01 jul 2020 / 03:00 H.

    Cuando en nuestras casas de los años sesenta se decía papá está trabajando, automáticamente se desplegaba una campana de protección invisible que todos los miembros de la casa debían preservar, no tocar, especialmente si tenías menos de 10 años. Fuera la que fuera la dedicación del pater familias, su actividad era siempre muy valorada por el resto de los miembros porque pronto intuimos que de esa labor y de su capacidad y competencia provenía nuestra subsistencia y bienestar. Sometido a un horario, a unas claves desconocidas para nosotros que lo llevaban más o menos lejos de casa, la vida doméstica continuaba protegida y nosotros corríamos al colegio de la mano de una mano siempre femenina. En nuestra casa familiar todo el espacio era laboral porque mi padre tenía su negocio textil en lo que se llamaba una casa-obrador, construida por otra familia parecida a la nuestra pero del siglo XVIII. Vivíamos en el último piso. Y la casa y el edificio eran prolongación de uno y otro, un espacio común donde todo estaba. Como el preludio de un actual cohousing-coworking productivo, pero unifamiliar y sesentero.
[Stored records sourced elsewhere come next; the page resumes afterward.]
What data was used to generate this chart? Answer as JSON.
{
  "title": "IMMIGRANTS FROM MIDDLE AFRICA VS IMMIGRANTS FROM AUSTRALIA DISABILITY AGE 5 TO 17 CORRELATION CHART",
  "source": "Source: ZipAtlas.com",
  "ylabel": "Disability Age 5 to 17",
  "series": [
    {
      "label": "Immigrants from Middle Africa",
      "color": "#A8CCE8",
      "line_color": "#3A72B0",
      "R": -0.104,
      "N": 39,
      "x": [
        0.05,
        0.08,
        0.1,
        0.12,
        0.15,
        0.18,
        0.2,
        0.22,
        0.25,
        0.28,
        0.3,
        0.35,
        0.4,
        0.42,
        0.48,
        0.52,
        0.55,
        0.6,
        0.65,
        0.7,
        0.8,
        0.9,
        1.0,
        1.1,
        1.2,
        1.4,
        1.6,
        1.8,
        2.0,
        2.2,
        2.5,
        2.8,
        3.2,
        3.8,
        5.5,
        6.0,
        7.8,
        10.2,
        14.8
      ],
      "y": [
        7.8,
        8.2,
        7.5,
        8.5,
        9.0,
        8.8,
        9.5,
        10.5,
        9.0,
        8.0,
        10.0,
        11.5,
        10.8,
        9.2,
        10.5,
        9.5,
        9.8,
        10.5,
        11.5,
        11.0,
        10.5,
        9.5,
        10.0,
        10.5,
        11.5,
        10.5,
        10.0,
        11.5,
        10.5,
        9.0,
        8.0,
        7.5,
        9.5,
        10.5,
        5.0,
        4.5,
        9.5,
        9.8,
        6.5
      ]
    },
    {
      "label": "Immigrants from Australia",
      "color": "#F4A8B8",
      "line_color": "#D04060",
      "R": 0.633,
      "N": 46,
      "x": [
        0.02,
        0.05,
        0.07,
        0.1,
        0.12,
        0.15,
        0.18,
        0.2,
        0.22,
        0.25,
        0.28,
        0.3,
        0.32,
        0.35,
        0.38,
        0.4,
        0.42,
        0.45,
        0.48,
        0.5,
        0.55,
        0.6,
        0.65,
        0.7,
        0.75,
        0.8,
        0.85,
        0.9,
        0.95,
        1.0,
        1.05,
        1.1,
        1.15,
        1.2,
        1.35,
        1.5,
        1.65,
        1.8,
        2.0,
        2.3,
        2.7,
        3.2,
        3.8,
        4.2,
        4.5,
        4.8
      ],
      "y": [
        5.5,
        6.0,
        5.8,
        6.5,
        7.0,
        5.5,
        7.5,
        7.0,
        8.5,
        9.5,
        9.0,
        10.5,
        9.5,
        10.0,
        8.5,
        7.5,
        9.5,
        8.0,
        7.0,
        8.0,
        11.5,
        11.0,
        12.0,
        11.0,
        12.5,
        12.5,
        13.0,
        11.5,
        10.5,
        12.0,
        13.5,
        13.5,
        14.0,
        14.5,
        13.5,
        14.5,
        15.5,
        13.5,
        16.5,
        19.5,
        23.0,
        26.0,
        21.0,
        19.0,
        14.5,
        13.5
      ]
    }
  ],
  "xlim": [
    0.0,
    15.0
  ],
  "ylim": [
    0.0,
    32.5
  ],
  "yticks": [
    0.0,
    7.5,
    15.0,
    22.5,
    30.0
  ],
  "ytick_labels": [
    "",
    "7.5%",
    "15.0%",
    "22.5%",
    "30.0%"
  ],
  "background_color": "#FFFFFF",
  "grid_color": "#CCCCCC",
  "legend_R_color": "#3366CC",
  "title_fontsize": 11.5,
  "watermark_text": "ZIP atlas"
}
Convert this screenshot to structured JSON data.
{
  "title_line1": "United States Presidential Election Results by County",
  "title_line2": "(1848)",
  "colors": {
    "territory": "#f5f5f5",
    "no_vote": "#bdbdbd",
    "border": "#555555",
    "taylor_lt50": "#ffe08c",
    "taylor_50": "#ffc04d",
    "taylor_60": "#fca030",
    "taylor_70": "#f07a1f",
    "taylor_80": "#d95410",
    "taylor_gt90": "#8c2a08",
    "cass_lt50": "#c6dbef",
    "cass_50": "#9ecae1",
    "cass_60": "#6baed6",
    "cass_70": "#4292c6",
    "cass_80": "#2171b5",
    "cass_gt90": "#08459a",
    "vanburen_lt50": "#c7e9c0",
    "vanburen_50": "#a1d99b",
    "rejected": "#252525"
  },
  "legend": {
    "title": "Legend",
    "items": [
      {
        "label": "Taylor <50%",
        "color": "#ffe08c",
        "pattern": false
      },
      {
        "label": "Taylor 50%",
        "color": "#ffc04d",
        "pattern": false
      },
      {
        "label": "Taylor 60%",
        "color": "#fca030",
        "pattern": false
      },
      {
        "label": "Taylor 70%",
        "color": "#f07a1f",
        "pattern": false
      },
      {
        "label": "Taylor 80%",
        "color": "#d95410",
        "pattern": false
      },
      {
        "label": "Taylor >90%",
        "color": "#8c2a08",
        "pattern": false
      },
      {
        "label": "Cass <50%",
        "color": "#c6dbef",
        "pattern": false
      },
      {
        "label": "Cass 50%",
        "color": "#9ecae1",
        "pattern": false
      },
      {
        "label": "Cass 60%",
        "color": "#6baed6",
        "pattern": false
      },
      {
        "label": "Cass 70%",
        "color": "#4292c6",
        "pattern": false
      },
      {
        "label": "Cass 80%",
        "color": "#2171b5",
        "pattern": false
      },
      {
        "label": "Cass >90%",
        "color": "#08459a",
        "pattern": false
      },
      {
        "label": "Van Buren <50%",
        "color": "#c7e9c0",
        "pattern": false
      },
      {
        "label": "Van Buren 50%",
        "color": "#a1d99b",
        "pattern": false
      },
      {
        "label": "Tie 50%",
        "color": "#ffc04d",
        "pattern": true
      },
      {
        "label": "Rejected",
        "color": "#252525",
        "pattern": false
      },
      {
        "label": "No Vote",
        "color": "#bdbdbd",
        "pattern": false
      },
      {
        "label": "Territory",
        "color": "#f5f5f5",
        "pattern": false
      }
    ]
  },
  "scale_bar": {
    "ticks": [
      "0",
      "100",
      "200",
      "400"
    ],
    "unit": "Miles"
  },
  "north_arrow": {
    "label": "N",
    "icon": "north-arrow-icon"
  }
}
    En nuestras casas nunca se decía mamá está trabajando. Y, cuando era evidente, cada uno pensaba lo que podía. Porque la obligación del trabajo doméstico, del que permanecimos alejados todo el tiempo que nos fue posible, era algo tan cercano y en lo que nosotros incordiábamos a placer, que aquello no debía de ser ni trabajo ni nada. Cuando crecimos mi madre trabajó fuera de casa y conoció la independencia, el reconocimiento y pudo mirar frente a frente a quien era el titular principal de nuestro modo de vida.

    Con esta imagen salimos nosotras a buscar nuestro sitio vital, profesional, lejos de todas nuestras referencias. No concebíamos trabajar en casa. En los ochenta todo lo interesante estaba fuera de ellas y, a ser posible, lejos.

    Estoy atenta al anteproyecto de ley para regular el trabajo a distancia que ordenará el gran cambio de modelo laboral que ha acelerado el confinamiento, con teletrabajo, trabajo a distancia, presencial, con movilidad interrumpida, y cada vez menos contacto entre los grupos humanos. Más solos, menos gregarios, menos empáticos, menos capaces de transmitir entusiasmo o recibirlo. Y la imposibilidad de entendernos con las miradas cercanas, con los gestos y voces conocidos. Más aislados, solos ante la pantalla, con la cocina sustituyendo a la plaza pública. No creo que me guste como ingrediente principal del menú laboral diario, aunque valoro su introducción en la carta de platos. Nuestros grupos humanos serán un recuerdo

    Primero, tendrá que volver el trabajo, y parece que no con la rapidez con la que desapareció; y que le devolvamos un status donde los niños que han teletrabajado con los padres no piensen que el smartworking, el trabajo a todas horas, es genial. Es tan sencillo... y estamos tan a gusto. Como nuestras madres, que aquello que hacían no se llamaba trabajar.